LOS ANGELES (Reuters) - Hollywood loves a comeback story, so industry insiders are closely watching Friday's debut of political drama "Lions for Lambs" and the return of storied film studio United Artists with its new stewards Tom Cruise and Paula Wagner.

Entertainment  |  Film

But Wagner, Cruise's long-time producing partner and chief executive of the new United Artists, asks those waiting to see if the UA film is a hit to hold off passing judgment on ticket sales until their entire slate of movies is released over the next few years.

Looking at low box office tallies for the glut of adult dramas and stiff competition from current No. 1 "American Gangster" this week, "Lions for Lambs" will have a tough time claiming the top spot for U.S. ticket sales.

"When we open, we don't have to be No. 1, not even No. 2," Wagner said in a recent interview. "We feel like we are in a very good place because of the economics of this movie."

Cruise, who stars along with Meryl Streep and Robert Redford in the film directed by Redford, is popular overseas and expected to boost global ticket sales, and revenues from television and DVDs should recoup the movie's $35 million cost and help it turn a profit.

Hollywood should view "Lions for Lambs" as an indicator, she said, of the types of films she and Cruise plan for UA, formed in 1919 by silent-era stars Mary Pickford, Charlie Chaplin, Douglas Fairbanks and director D.W. Griffith.

"We are going to make films that have powerful stories, strong characters and interesting ideas," Wagner said. "We will do modestly budgeted pictures, mid-range movies and for the right projects, films that have substantial budgets."

LIFE AFTER PARAMOUNT

Next year UA will release "Valkyrie," starring Cruise as a Nazi officer in a plot to kill Hitler.
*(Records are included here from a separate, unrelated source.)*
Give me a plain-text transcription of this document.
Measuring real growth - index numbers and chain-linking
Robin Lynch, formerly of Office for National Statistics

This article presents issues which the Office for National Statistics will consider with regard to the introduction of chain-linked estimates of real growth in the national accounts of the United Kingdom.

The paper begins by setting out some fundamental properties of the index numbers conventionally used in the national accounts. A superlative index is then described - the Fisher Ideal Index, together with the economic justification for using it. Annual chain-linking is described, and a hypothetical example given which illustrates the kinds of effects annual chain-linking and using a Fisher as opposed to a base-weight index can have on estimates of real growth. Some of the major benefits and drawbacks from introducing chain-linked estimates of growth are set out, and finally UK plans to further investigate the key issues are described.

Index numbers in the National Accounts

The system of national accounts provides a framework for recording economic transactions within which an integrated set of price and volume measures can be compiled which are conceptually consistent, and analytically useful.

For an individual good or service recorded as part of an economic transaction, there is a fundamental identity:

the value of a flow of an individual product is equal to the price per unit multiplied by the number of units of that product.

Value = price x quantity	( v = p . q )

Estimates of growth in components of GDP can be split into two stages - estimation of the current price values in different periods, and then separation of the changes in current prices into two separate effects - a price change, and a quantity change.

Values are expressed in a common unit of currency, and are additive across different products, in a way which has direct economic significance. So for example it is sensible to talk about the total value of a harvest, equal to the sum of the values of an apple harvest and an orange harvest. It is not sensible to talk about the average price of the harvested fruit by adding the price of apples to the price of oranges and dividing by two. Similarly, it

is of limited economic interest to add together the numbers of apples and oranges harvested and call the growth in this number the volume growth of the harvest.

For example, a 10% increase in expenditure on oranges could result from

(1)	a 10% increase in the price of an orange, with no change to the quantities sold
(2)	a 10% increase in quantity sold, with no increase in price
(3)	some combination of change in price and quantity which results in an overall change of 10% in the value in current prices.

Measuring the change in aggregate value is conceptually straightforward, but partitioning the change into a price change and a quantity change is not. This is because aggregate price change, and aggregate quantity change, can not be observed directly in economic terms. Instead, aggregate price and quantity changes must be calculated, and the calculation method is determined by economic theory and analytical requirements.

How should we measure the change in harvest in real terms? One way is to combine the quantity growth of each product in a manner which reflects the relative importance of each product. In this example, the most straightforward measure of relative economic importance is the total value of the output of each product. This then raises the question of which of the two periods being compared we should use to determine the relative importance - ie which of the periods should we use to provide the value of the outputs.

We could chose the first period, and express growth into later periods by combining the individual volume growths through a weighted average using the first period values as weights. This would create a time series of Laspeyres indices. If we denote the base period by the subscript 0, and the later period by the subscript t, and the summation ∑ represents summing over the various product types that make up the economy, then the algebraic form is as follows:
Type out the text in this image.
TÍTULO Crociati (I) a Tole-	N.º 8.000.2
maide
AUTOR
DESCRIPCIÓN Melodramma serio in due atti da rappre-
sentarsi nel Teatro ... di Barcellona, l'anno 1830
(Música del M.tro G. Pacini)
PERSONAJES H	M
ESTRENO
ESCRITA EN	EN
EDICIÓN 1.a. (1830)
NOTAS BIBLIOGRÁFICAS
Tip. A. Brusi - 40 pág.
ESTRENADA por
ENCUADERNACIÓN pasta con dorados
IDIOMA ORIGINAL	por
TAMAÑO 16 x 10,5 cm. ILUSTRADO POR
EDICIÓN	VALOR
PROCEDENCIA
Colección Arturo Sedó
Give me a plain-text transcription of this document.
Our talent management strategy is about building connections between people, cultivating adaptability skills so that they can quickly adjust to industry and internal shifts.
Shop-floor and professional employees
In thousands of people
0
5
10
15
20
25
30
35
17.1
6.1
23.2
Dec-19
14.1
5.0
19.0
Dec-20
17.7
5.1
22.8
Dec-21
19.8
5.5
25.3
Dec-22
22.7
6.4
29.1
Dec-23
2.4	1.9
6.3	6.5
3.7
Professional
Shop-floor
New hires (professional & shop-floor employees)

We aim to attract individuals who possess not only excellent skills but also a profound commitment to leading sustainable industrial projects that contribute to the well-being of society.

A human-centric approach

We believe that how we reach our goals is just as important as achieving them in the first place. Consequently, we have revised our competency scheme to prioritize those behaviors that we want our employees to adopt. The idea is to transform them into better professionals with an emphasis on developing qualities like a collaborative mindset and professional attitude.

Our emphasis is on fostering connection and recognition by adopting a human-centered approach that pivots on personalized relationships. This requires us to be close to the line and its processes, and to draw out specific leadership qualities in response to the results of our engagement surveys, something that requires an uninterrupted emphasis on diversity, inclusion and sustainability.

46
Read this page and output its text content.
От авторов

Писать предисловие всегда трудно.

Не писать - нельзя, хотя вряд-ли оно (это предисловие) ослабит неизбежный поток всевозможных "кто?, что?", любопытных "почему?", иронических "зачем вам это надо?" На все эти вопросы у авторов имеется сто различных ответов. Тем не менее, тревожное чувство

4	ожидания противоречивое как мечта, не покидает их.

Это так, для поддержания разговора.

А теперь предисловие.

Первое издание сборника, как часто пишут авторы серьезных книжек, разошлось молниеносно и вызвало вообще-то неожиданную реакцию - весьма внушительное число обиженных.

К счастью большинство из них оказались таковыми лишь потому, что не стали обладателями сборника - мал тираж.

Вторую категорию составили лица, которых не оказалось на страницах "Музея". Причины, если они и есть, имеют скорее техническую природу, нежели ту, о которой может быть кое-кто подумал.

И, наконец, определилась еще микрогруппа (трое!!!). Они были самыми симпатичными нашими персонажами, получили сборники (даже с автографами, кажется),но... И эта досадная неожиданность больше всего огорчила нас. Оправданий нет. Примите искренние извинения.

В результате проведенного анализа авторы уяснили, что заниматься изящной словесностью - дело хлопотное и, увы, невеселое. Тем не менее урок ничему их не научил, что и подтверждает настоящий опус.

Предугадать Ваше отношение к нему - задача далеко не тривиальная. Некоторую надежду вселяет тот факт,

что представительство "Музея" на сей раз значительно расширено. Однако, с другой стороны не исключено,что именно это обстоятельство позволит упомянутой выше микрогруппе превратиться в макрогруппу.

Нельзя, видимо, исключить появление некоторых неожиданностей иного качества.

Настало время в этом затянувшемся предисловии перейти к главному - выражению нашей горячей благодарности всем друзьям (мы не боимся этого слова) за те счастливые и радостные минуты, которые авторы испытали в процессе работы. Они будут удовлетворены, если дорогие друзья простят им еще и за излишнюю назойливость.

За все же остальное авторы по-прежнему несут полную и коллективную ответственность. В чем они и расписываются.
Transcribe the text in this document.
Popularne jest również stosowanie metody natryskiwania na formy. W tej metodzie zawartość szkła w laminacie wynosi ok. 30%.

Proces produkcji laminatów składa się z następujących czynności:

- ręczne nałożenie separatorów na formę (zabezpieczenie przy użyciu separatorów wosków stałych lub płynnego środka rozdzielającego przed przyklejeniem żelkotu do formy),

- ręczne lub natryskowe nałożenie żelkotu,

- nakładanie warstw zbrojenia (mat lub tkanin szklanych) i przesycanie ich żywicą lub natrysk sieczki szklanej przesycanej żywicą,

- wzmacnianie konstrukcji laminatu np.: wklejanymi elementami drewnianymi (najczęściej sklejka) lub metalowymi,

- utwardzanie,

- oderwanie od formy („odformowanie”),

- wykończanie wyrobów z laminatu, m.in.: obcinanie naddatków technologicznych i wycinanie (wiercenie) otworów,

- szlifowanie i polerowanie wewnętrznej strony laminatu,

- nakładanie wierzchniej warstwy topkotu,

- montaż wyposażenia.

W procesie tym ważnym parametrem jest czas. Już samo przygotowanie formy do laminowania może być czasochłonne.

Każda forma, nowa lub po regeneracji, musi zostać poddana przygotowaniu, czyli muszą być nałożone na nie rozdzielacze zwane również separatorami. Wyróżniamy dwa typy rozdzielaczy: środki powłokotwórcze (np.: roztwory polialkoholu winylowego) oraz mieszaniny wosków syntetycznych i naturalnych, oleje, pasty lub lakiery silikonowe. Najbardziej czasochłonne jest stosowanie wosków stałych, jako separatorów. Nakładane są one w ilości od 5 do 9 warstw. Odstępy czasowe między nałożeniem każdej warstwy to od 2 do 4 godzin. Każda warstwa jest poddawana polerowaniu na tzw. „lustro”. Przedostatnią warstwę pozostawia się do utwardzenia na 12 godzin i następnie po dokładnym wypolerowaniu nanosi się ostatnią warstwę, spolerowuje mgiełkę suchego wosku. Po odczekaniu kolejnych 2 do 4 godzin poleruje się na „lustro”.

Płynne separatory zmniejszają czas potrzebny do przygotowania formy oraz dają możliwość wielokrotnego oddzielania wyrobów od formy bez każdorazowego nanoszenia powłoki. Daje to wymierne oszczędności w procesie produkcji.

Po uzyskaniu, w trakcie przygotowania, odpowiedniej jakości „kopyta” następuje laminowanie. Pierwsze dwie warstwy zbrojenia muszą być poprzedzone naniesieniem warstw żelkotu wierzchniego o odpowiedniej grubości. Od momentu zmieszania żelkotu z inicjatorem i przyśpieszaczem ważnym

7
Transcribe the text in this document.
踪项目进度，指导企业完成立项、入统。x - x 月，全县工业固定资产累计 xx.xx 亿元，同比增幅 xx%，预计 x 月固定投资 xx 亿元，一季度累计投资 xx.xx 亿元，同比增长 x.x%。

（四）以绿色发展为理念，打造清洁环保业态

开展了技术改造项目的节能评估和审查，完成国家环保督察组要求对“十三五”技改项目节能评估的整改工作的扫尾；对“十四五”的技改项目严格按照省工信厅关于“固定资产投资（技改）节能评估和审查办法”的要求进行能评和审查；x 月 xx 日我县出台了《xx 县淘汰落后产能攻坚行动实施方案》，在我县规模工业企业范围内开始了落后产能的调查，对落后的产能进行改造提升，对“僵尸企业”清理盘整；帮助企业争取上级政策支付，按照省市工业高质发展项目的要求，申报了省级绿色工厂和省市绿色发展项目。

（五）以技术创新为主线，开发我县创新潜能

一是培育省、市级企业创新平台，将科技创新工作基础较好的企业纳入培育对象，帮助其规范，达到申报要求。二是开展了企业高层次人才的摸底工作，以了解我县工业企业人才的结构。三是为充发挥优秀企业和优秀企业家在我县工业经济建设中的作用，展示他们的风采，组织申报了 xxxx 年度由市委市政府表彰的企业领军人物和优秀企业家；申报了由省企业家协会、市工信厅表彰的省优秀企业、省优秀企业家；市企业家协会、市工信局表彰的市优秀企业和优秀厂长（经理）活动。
Other future movies include thriller "Die a Little," starring Jessica Biel, and "Pinkville," about the 1968 My Lai massacre and directed by Oliver Stone.

Cruise, of course, has starred in hits from "Top Gun" to "Mission: Impossible." He and Wagner, his one-time agent, partnered in Cruise/Wagner Productions, and over the years have worked on films from low-budget, critical hit "Shattered Glass" to big-budget box office smash "War of the Worlds."

But in August last year, Cruise was criticized by Sumner Redstone, chairman of Viacom Inc which owns Paramount Pictures, for the lackluster U.S. box office performance of "Mission: Impossible III."

Depending on who in Hollywood was talking, Cruise/Wagner was either ousted from Paramount, where it had made its home for years, or packed its bags to go into business for itself.

In any case, the pair formed a business partnership with Metro-Goldwyn-Mayer to reinvigorate UA, originally a studio where artists could control their own work. It seemed like a perfect fit for Cruise and Wagner.

UA plans four to six movies a year over the next several years, has guaranteed distribution from MGM and $500 million in financing from investors led by Merrill Lynch.

When the UA plan was unveiled in November 2006, some Hollywood insiders called it a "vanity deal" by MGM to link itself to Cruise. Wagner said that is false.

"Tom Cruise did not need a movie studio to star in films," she said. "The confidence placed in us by (MGM CEO) Harry Sloan, MGM, and our investors says this is not" a vanity deal.

About Redstone and what she might say to the media mogul if "Lions for Lambs" is a hit, Wagner declined to comment.

"Let the work -- the quality of the work -- speak for itself," she said.